Mantega referred to the assessed risk in the credit default swap market, a sort of insurance used by investors against the risk of insolvency. “Whoever is fearful that there might be a default gets the insurance (CDS),” he said.
He highlighted that this type of operation currently concentrates over US$ 70 trillion. According to data disclosed by Mantega, presently, whenever you get insurance on the Brazilian debt, you pay less than on the United States debt.
The minister also stated that he is glad about the news, because it represents the solidity of the Brazilian economy and the confidence of investors in Brazil.
“President Dilma was pleased with the fact that Brazil offers a lower risk than the US. This goes to show that we are running the correct economic policy,” he said.
The credit default swaps, CDS, which measure the cost to insure debt against default, currently stood at 41.2 basis points on the Brazilian bonds, lower than the 49.7 basis points on comparable US ones, according to Mantega.
Economists, however, cautioned that using one-year CDS as a sovereign risk barometer could mislead investors on the quality of Brazil’s credit-worthiness, because those contracts are not as widely traded as other longer-termed CDS.
In addition, they noted that the political deadlock that has prevented the U.S. government from raising its debt ceiling has led some investors to take a more cautious approach towards U.S. instruments.
Five-year CDS, probably the most widely traded CDS contract, still showed a higher risk of a Brazilian debt default, according to Markit prices.
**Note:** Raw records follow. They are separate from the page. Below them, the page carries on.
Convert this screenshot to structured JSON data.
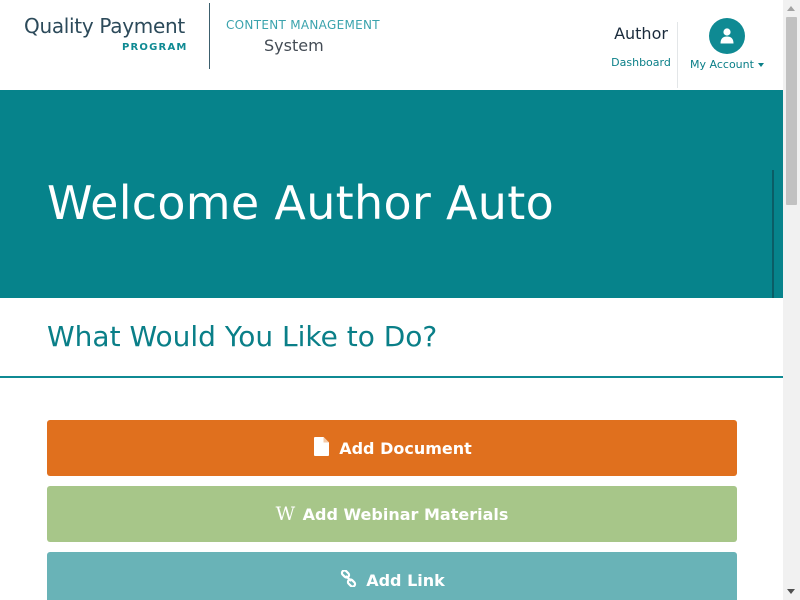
{
  "header": {
    "logo_qpp_line1": "Quality Payment",
    "logo_qpp_line2": "PROGRAM",
    "logo_cms_line1": "CONTENT MANAGEMENT",
    "logo_cms_line2": "System",
    "author_title": "Author",
    "dashboard_link": "Dashboard",
    "account_label": "My Account"
  },
  "hero": {
    "title": "Welcome Author Auto"
  },
  "main": {
    "subtitle": "What Would You Like to Do?",
    "actions": [
      {
        "label": "Add Document",
        "icon": "file-icon",
        "color": "#e0701e"
      },
      {
        "label": "Add Webinar Materials",
        "icon": "wikipedia-w-icon",
        "color": "#a7c689"
      },
      {
        "label": "Add Link",
        "icon": "link-icon",
        "color": "#69b3b7"
      }
    ]
  },
  "colors": {
    "brand_teal": "#06838b",
    "accent_teal": "#0a7f88"
  }
}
The cost of insuring Brazilian government debt trading at 111 basis points, compared with 52 basis points for the comparable U.S. CDS contract.
The United States is facing a political deadlock over the government debt ceiling. Federal Reserve chairman Ben Bernanke urged Congress to raise the debt limit before an August 2 deadline, warning of potentially devastating economic consequences.
Also on Wednesday, the Central Bank of Brazil said that the country’s economic activity registered a 3.94% rise in the first four months of 2011 compared with the same period last year.
The index, released monthly, takes into account the activity levels in the industrial, trade, agricultural and tertiary sectors. It is also used by the central bank to decide whether to make any changes in the country’s monetary policy.